Federal Reserve Chair Janet Yellen has been vexed by an inflation problem. Now she is also vexed by an inflation expectations problem. Last week she said (emphasis added):
Uncertainty concerning the outlook for inflation also reflects, in part, uncertainty about the behavior of those inflation expectations that are relevant to price setting. For two decades, inflation has been relatively stable, reacting less persistently than before to temporary factors like a recession or a swing in oil prices. The most convincing explanation for this stability, in my view, is that longer-term inflation expectations have remained quite stable. So it bears noting that some survey measures of longer-term inflation expectations have moved a little lower over the past couple of years, while proxies for these expectations inferred from financial market instruments like inflation-protected securities have moved down more noticeably. It is unclear whether these indicators point to a true decline in those inflation expectations that are relevant for price setting; for example, the financial market measures may reflect changing attitudes toward inflation risk more than actual inflation expectations. But the indicators have moved enough to get my close attention. If inflation expectations really are moving lower, that could call into question whether inflation will move back to 2 percent as quickly as I expect.

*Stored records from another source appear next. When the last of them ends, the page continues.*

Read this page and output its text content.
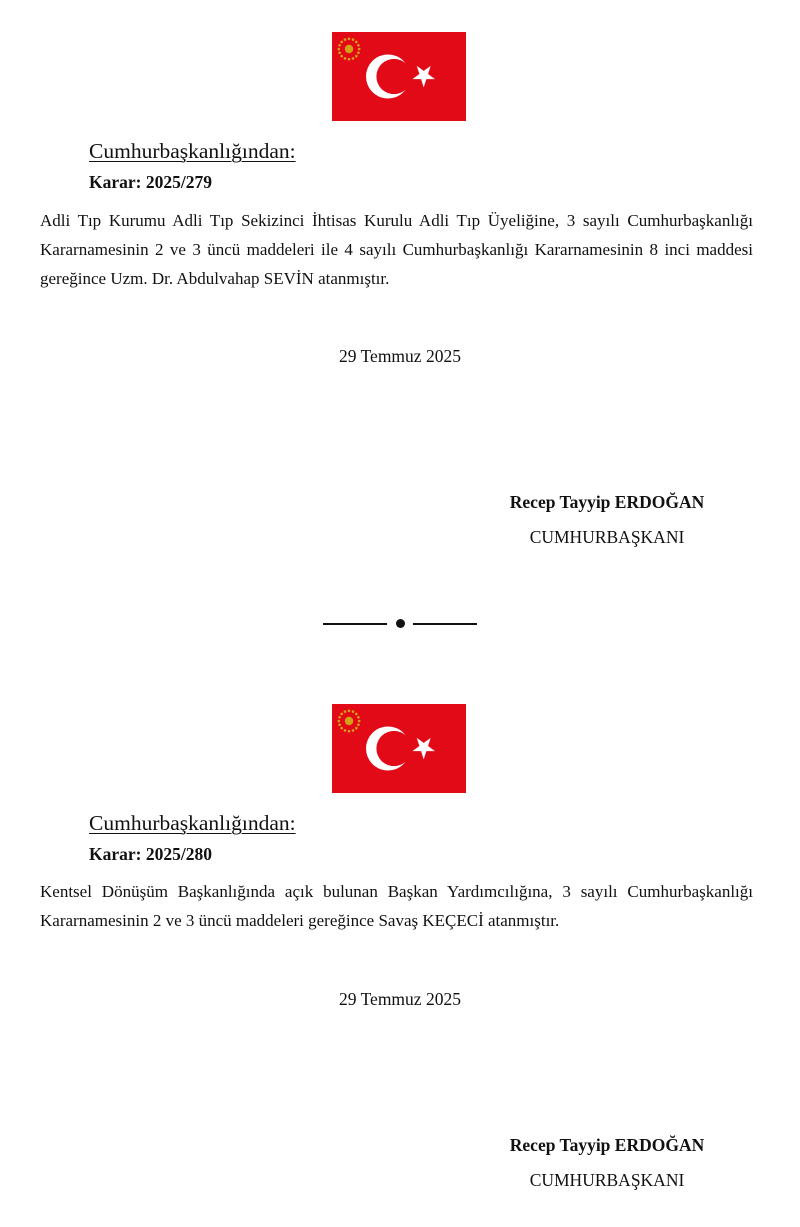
Cumhurbaşkanlığından:
Karar: 2025/279
Adli Tıp Kurumu Adli Tıp Sekizinci İhtisas Kurulu Adli Tıp Üyeliğine, 3 sayılı Cumhurbaşkanlığı Kararnamesinin 2 ve 3 üncü maddeleri ile 4 sayılı Cumhurbaşkanlığı Kararnamesinin 8 inci maddesi gereğince Uzm. Dr. Abdulvahap SEVİN atanmıştır.
29 Temmuz 2025
Recep Tayyip ERDOĞAN
CUMHURBAŞKANI
Cumhurbaşkanlığından:
Karar: 2025/280
Kentsel Dönüşüm Başkanlığında açık bulunan Başkan Yardımcılığına, 3 sayılı Cumhurbaşkanlığı Kararnamesinin 2 ve 3 üncü maddeleri gereğince Savaş KEÇECİ atanmıştır.
29 Temmuz 2025
Recep Tayyip ERDOĞAN
CUMHURBAŞKANI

Subsequently, the University of Michigan's read on long-run inflation expectations plunged to a series low:
Just for reference, consider the behavior of the inflation expectations during the last three tightening cycles:
This, one would think, should grab Yellen's attention. There is speculation of what this means for this week's FOMC statement. For example see here:
“The key thing to watch will be whether the Fed changes its language on inflation expectations” in the statement it publishes after its meeting, said Neil Dutta, head of U.S. economics at Renaissance Macro Research in New York.
They should change the language, but I don't think the will. The problem is that if the Fed acknowledges serious concern about declining inflation expectations, they have to deal with this line from the FOMC statement:
The Committee expects that economic conditions will evolve in a manner that will warrant only gradual increases in the federal funds rate; the federal funds rate is likely to remain, for some time, below levels that are expected to prevail in the longer run.
It makes no sense to show concern with the possibility of unanchored inflation expectations to the downside while at the same time stating that you anticipate the next policy action will be a hike. If inflation expectations are no longer stable, then any rational central banker must act accordingly, and this this case that means easing policy. Anything else is simply irrational, and the Fed should be called out for it.
Do any of us believe the Fed is about to ease policy?
Chicago Federal Reserve President Charles Evans opened the door to an easier policy stance by offering Evans Rule 2.0: Commit to holding steady on rates until core inflation has reached the Fed's inflation target. But think of how big of a leap that would be for the Fed. The Chair just gave a relatively optimistic outlook for the US economy, reiterating her belief that higher rates were coming. Up until the May employment report (a report that Yellen downplayed), policy makers were falling over each other to put the June meeting in play, pushing the message that was eventually revealed in the minutes of the April meeting. Unemployment is at 4.7 percent, a level generally believed within the Fed as consistent with full employment. Second quarter growth looks to be respectable in the 2.0-2.5 percent range. Financial markets stabilized after a tumultuous first quarter. Oil prices moved higher. In short, there is a reason Fed officials put June into play.
It's hard to see the Fed moving from "we plan to hike rates as early as June" to "rate hikes are off the table until inflation hits 2 percent" in just a few weeks. Moreover, adopting Evans Rule 2.0 would dramatically jack up the odds that the Fed would subsequently need to hit the inflation target from above. But the Fed has shown little willingness to consider anything other than hitting the target from below. A shift to Evans Rule 2.0 would take a sea change of sentiment at the Fed. I don't see it happening in just a few weeks on the basis of essentially one number.
So my expectation is that the Fed does not change its inflation expectations language in this week's FOMC statement. If they do, they have to understand that they market participants will price out rate hikes until 2017. I don't think they want this; I think instead the Fed will be working to keep July in play (a tall order in my opinion).
There is now a natural press conference question to add to my existing list:
Chair Yellen, last week you said that inflation expectations were low enough to be on your radar. Now they have turned even lower, but the FOMC declined to acknowledge the weakness in this FOMC statement. Just how low do inflation expectations need to be before the Fed acts?
I would guess that this is the first question for Yellen.
Bottom Line: It is reasonable to think that the Fed will change their inflation expectations language at this week's FOMC meeting. Completely rational considering Yellen's comment last week. A comment that I suspect she now regrets. But a change to the language requires a policy response I don't think the Fed is ready to make. If I am wrong, if the Fed is much more dovish than recent comments, or the most recent minutes, suggest.